Baş örtülü kızlarımız Powerpoint öğrenirken...

Haberin Devamı

Pazar günü beni çok mutlu eden bir ziyaret yaptım.

İzmir’de EÇEV’in (Ege Çağdaş Eğitim Vakfı) iki kampüsünden birisine gittim.

Zaten VEDA filminin İzmir galası da bu vakfın yararına yapıldı.

Sevgili dostlarımız Serap Kayhan ve Zarif Pekol’un birçok arkadaşıyla emek vererek yürüttüğü bu muazzam çaba gerçekten gözlerimi yaşarttı.

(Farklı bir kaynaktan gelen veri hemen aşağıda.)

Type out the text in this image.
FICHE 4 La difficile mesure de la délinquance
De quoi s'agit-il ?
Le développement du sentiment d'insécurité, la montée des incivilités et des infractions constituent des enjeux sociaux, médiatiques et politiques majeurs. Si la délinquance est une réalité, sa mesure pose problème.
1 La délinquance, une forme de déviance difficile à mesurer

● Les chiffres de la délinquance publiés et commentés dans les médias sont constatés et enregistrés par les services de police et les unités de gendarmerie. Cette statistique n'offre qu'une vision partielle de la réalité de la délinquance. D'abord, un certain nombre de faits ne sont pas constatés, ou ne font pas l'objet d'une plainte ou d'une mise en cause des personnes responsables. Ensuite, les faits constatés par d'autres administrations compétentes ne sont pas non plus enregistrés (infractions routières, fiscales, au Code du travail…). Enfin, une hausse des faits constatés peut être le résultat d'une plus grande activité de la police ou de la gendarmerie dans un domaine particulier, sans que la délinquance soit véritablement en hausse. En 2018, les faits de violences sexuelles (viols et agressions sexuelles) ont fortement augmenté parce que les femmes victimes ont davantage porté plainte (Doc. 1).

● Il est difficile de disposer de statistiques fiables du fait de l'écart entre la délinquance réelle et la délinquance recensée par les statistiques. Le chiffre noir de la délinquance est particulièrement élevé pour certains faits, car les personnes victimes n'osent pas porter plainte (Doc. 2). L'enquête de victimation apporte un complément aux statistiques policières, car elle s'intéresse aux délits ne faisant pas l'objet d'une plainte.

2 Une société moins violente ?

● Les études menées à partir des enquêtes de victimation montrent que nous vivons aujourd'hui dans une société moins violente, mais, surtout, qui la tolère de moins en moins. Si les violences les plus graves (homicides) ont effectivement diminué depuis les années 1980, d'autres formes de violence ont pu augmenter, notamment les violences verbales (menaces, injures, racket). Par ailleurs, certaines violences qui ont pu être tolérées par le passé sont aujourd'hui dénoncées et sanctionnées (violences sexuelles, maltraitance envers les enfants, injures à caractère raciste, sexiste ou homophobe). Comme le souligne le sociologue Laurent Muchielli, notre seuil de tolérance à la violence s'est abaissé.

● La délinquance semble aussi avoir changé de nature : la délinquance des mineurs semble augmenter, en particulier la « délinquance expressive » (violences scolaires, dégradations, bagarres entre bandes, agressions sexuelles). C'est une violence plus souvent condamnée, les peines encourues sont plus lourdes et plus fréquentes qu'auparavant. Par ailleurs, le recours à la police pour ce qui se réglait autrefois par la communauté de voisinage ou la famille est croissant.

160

(Şeyh-ül muharririn Selahattin Duman Bey’e not: Beyefendi, Zarif hanım sizin öz kız kardeşiniz. Onun bu muazzam çabasını görmek için niçin İzmir’i teşrif buyurmuyorsunuz? Baki selam.)

Üniversitelerden gelen gönüllü öğretmenler, yüzlerce çocuğu ve yetişkini birçok dalda eğitiyor. Bugüne kadar on bin çocuğumuza eğitim vermişler. Çeşitli okullara beş yüz bilgisayar dağıtmışlar.

Çeşitli barakalardan oluşan kampüse girdiğimde gözüme ilk çarpan şey; temizlik, güler yüz ve karşılıklı anlayış havası oldu.

Pırıl pırıl, aydınlık, harika bir eğitim kurumu.

Bir sınıfta çocuklar koro halinde Güneş Topla Benim İçin şarkısını söyleyerek karşıladılar bizi.

Gel de ağlama, gel de heyecanlanma.

Dudaklarımı sıkıyorum, derin nefes alıyorum olmuyor.

Tiyatro salonunda gençler Kuvayı Milliye Destanı’nı canlandırırken bu çabadan da vazgeçtim.

Çünkü ağlamak insanca bir şeydir; gülmek kadar doğaldır; ağlayamayan insanlara acırım ben.

Bir sonraki durağımız bilgisayar kurslarıydı.

Gencecik pırıl pırıl bir öğretmen, çoğu baş örtülü olan gencecik kızlarımıza ders veriyordu.

Hepsinin önünde bir ekran.

Word programını öğrenmişler, Excel ve Powerpoint’e geçmişler.

Biraz sohbet ettik.

Gözlerindeki sevinci, aydınlığı, bir şey öğreniyor olmanın mutluluğunu anlatamam size.

Belli ki kursu bitirdikten sonra bu bilgileriyle iş bulacaklar, kendi geçimlerini sağlayacaklar ve özgürleşecekler.

EÇEV’deki elleri öpülesi insanlar, geleceğimiz adına çok önemli işler yapıyorlar.

Onları ne kadar kutlasak, ne kadar teşekkür etsek azdır.